HMRC

UHY: Penalised taxpayers urged to appeal this year

The firm warned that taxpayers should not rely solely on HMRC being ‘more cooperative’ as a result of the pandemic

UHY Hacker Young is urging taxpayers who receive penalties after the upcoming 31 January self-assessment tax deadline to appeal if they believe the fines were wrongly imposed.

It comes as the firm notes that HMRC cancelled over 60% of late payment penalties last year. Data obtained by the firm revealed that of the £275m in penalties imposed for late payment of self-assessment tax in 2020, £167m was later completely cancelled. 

According to UHY, this highlights the importance of taxpayers ensuring that HMRC’s reason for the penalty is correct and appealing against it “if necessary”.

HMRC has confirmed that personal or business “pandemic-related” disruption may be a reasonable excuse for late filing of tax returns this year. 

UHY added that HMRC’s “more understanding” approach towards late filing suggests this may also be the case with the late payment of tax.

It warned that taxpayers should not rely solely on HMRC being “more cooperative” as a result of the pandemic, however, and that where possible, taxpayers should pay their tax bill if they can afford to, or at least negotiate payments.

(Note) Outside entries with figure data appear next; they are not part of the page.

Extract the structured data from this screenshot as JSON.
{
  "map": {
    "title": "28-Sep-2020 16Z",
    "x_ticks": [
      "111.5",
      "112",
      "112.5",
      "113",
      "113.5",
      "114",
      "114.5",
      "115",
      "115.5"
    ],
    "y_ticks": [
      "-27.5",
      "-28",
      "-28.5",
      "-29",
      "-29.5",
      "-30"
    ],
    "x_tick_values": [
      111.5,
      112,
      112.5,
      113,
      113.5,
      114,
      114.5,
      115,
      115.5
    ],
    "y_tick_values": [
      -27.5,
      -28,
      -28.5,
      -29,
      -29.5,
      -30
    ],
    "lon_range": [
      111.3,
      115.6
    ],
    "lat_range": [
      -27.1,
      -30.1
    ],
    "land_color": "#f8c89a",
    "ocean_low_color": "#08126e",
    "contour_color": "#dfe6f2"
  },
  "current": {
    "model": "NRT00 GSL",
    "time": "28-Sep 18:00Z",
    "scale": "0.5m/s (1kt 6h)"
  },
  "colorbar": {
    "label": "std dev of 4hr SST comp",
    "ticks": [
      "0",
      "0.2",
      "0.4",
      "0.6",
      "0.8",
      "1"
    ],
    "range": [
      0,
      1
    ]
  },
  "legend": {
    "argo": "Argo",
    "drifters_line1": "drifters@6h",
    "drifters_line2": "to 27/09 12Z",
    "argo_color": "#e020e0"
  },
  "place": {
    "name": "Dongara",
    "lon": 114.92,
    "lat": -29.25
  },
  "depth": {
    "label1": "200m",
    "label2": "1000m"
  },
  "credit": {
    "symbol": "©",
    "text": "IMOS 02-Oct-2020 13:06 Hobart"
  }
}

It added that some taxpayers will be facing a much larger tax bill than usual, as many are likely to have deferred their July 31 2020 tax payment last year. This ‘double bill’ is now due to be paid by the upcoming deadline. 

Graham Boar, partner at UHY Hacker Young said: “It’s extremely important that taxpayers appeal any penalties they do not agree with. HMRC certainly gets it wrong at times and will correct its mistakes when presented with the evidence.

“Ultimately, taxpayers will be responsible for spotting any mistakes straight away, as once HMRC receives a payment, in their eyes the case is closed and won’t be looked at again.”

He added: “Individuals who fear they will be unable to afford their upcoming tax bill need to act now and begin negotiating with HMRC. They should be able to stagger their payments through a Time to Pay arrangement but that’s down to the taxpayer to arrange.”